I normally see that from engineers using "O(x)" as "approximately x" whenever it's clear from context that you're not actually talking about asymptomatic complexity.
I've always thought it was like this, maybe I'm wrong:
O(some constant) -- "nearby" that constant (maybe "order of magnitude" or whatever is contextually convenient)
O(some parameter) -- denotes the asymptotic behavior of some parametrized process
O(some variable representing a small number) -- denotes the negligible part of something that you're deciding you don't have to care about--error terms with exponent larger than 2 for example
Those last two notations are, formally, the same. To call a part negligible, we say it's asymptotically bounded above by a constant multiple of this expression, which obviously goes away as we approach the limit. The first one is a colloquial alternative definition that would probably be considered "wrong" in formal writing.
Agreed
I think the O means order of magnitude. It looks like Big O notation, but O(10) would collapse to O(1) and OP is not talking about efficiency anyway.
"about 10"
Mendral co-founder and post author here.
I agree with your statement and explained in a few other comments how we're doing this.
tldr:
- Something happens that needs investigating
- Main (Opus) agent makes focused plan and spawns sub agents (Haiku)
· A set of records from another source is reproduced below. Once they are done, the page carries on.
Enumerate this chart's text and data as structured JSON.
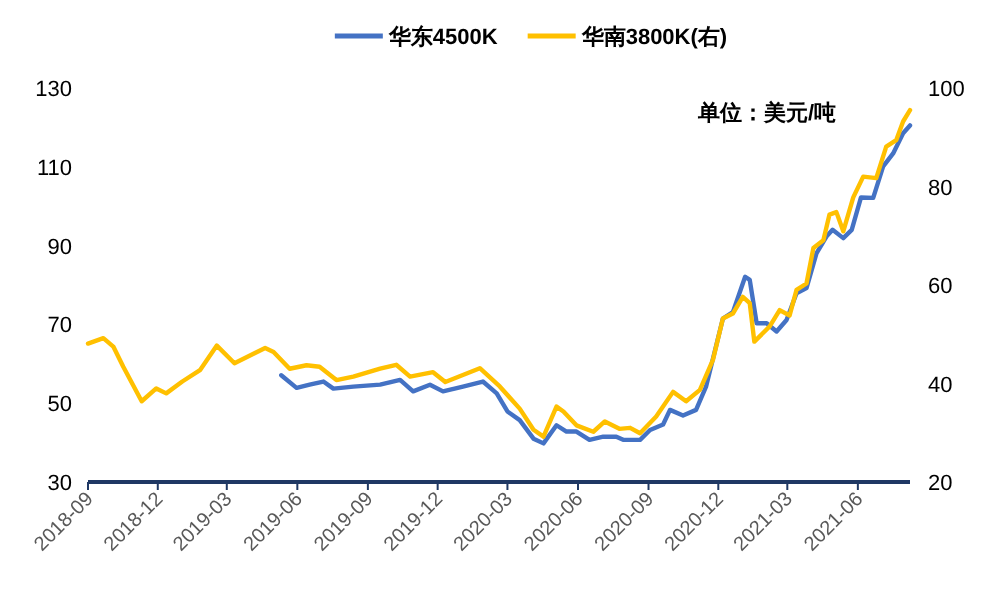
{
  "chart_data": {
    "type": "line",
    "legend": "top",
    "grid": false,
    "line_style": "solid",
    "annotations": [
      "单位：美元/吨"
    ],
    "xlim": [
      "2018-09-01",
      "2021-08-08"
    ],
    "xticks": [
      "2018-09",
      "2018-12",
      "2019-03",
      "2019-06",
      "2019-09",
      "2019-12",
      "2020-03",
      "2020-06",
      "2020-09",
      "2020-12",
      "2021-03",
      "2021-06"
    ],
    "ylim": [
      30,
      130
    ],
    "yticks": [
      30,
      50,
      70,
      90,
      110,
      130
    ],
    "y2lim": [
      20,
      100
    ],
    "y2ticks": [
      20,
      40,
      60,
      80,
      100
    ],
    "series": [
      {
        "name": "华东4500K",
        "color": "#4472c4",
        "x": [
          "2019-05-11",
          "2019-05-31",
          "2019-06-17",
          "2019-07-05",
          "2019-07-18",
          "2019-08-13",
          "2019-09-17",
          "2019-10-13",
          "2019-10-30",
          "2019-11-21",
          "2019-12-08",
          "2020-01-03",
          "2020-01-29",
          "2020-02-16",
          "2020-03-01",
          "2020-03-17",
          "2020-04-04",
          "2020-04-17",
          "2020-05-04",
          "2020-05-17",
          "2020-05-30",
          "2020-06-16",
          "2020-07-04",
          "2020-07-21",
          "2020-07-30",
          "2020-08-21",
          "2020-09-03",
          "2020-09-20",
          "2020-09-29",
          "2020-10-16",
          "2020-11-02",
          "2020-11-15",
          "2020-12-07",
          "2020-12-20",
          "2021-01-05",
          "2021-01-11",
          "2021-01-20",
          "2021-02-02",
          "2021-02-15",
          "2021-02-28",
          "2021-03-13",
          "2021-03-26",
          "2021-04-08",
          "2021-04-21",
          "2021-04-29",
          "2021-05-13",
          "2021-05-24",
          "2021-06-05",
          "2021-06-21",
          "2021-07-04",
          "2021-07-17",
          "2021-07-30",
          "2021-08-08"
        ],
        "values": [
          57.1,
          53.9,
          54.7,
          55.5,
          53.7,
          54.2,
          54.7,
          55.9,
          53.0,
          54.7,
          53.0,
          54.2,
          55.5,
          52.5,
          47.9,
          45.7,
          41.0,
          39.8,
          44.4,
          42.8,
          42.8,
          40.7,
          41.5,
          41.5,
          40.7,
          40.7,
          43.2,
          44.6,
          48.3,
          46.9,
          48.3,
          54.2,
          71.5,
          73.1,
          82.1,
          81.3,
          70.3,
          70.3,
          68.2,
          71.1,
          77.9,
          79.2,
          88.0,
          92.3,
          94.0,
          91.9,
          94.0,
          102.2,
          102.1,
          110.1,
          113.4,
          118.5,
          120.5
        ]
      },
      {
        "name": "华南3800K(右)",
        "color": "#ffc000",
        "axis": "y2",
        "x": [
          "2018-09-01",
          "2018-09-21",
          "2018-10-04",
          "2018-10-17",
          "2018-11-10",
          "2018-11-29",
          "2018-12-12",
          "2019-01-02",
          "2019-01-25",
          "2019-02-16",
          "2019-03-11",
          "2019-04-20",
          "2019-05-01",
          "2019-05-22",
          "2019-06-13",
          "2019-06-30",
          "2019-07-22",
          "2019-08-13",
          "2019-09-17",
          "2019-10-08",
          "2019-10-26",
          "2019-11-25",
          "2019-12-11",
          "2020-01-25",
          "2020-02-20",
          "2020-03-17",
          "2020-04-04",
          "2020-04-17",
          "2020-05-04",
          "2020-05-13",
          "2020-05-30",
          "2020-06-21",
          "2020-07-06",
          "2020-07-25",
          "2020-08-08",
          "2020-08-21",
          "2020-09-11",
          "2020-10-03",
          "2020-10-20",
          "2020-11-07",
          "2020-11-24",
          "2020-12-07",
          "2020-12-20",
          "2021-01-02",
          "2021-01-11",
          "2021-01-17",
          "2021-02-06",
          "2021-02-19",
          "2021-03-04",
          "2021-03-13",
          "2021-03-26",
          "2021-04-04",
          "2021-04-17",
          "2021-04-25",
          "2021-05-04",
          "2021-05-13",
          "2021-05-26",
          "2021-06-08",
          "2021-06-25",
          "2021-07-08",
          "2021-07-21",
          "2021-07-30",
          "2021-08-08"
        ],
        "values": [
          48.1,
          49.2,
          47.5,
          43.4,
          36.4,
          39.0,
          38.0,
          40.4,
          42.7,
          47.7,
          44.1,
          47.2,
          46.4,
          43.0,
          43.7,
          43.4,
          40.7,
          41.4,
          43.0,
          43.8,
          41.4,
          42.3,
          40.3,
          43.1,
          39.4,
          34.9,
          30.6,
          29.2,
          35.3,
          34.3,
          31.5,
          30.2,
          32.3,
          30.8,
          31.0,
          29.9,
          33.3,
          38.3,
          36.4,
          38.7,
          44.8,
          53.2,
          54.2,
          57.6,
          56.3,
          48.5,
          51.6,
          54.9,
          53.8,
          59.0,
          60.3,
          67.5,
          69.1,
          74.3,
          74.8,
          70.9,
          77.8,
          82.0,
          81.7,
          88.1,
          89.4,
          93.2,
          95.5
        ]
      }
    ]
  }
}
- They use ClickHouse queries to grab only relevant pieces of logs and return summaries/patterns
This is what you would do manually: you're not going to read through 10 TB of logs when something happens; you make a plan, open a few tabs and start doing narrow, focused searches.
In my systems, I just go to an error log that gets posted to a Slack channel then go to the the log file and grep for full message that got dumped to Slack. That then gives me everything that happened before and a state dump after. That state dump can be given to a program to tell us if any state errored and what happened before tells us what the expectation was and what the precise error was. Using a LLM would just be slower and more expensive for this.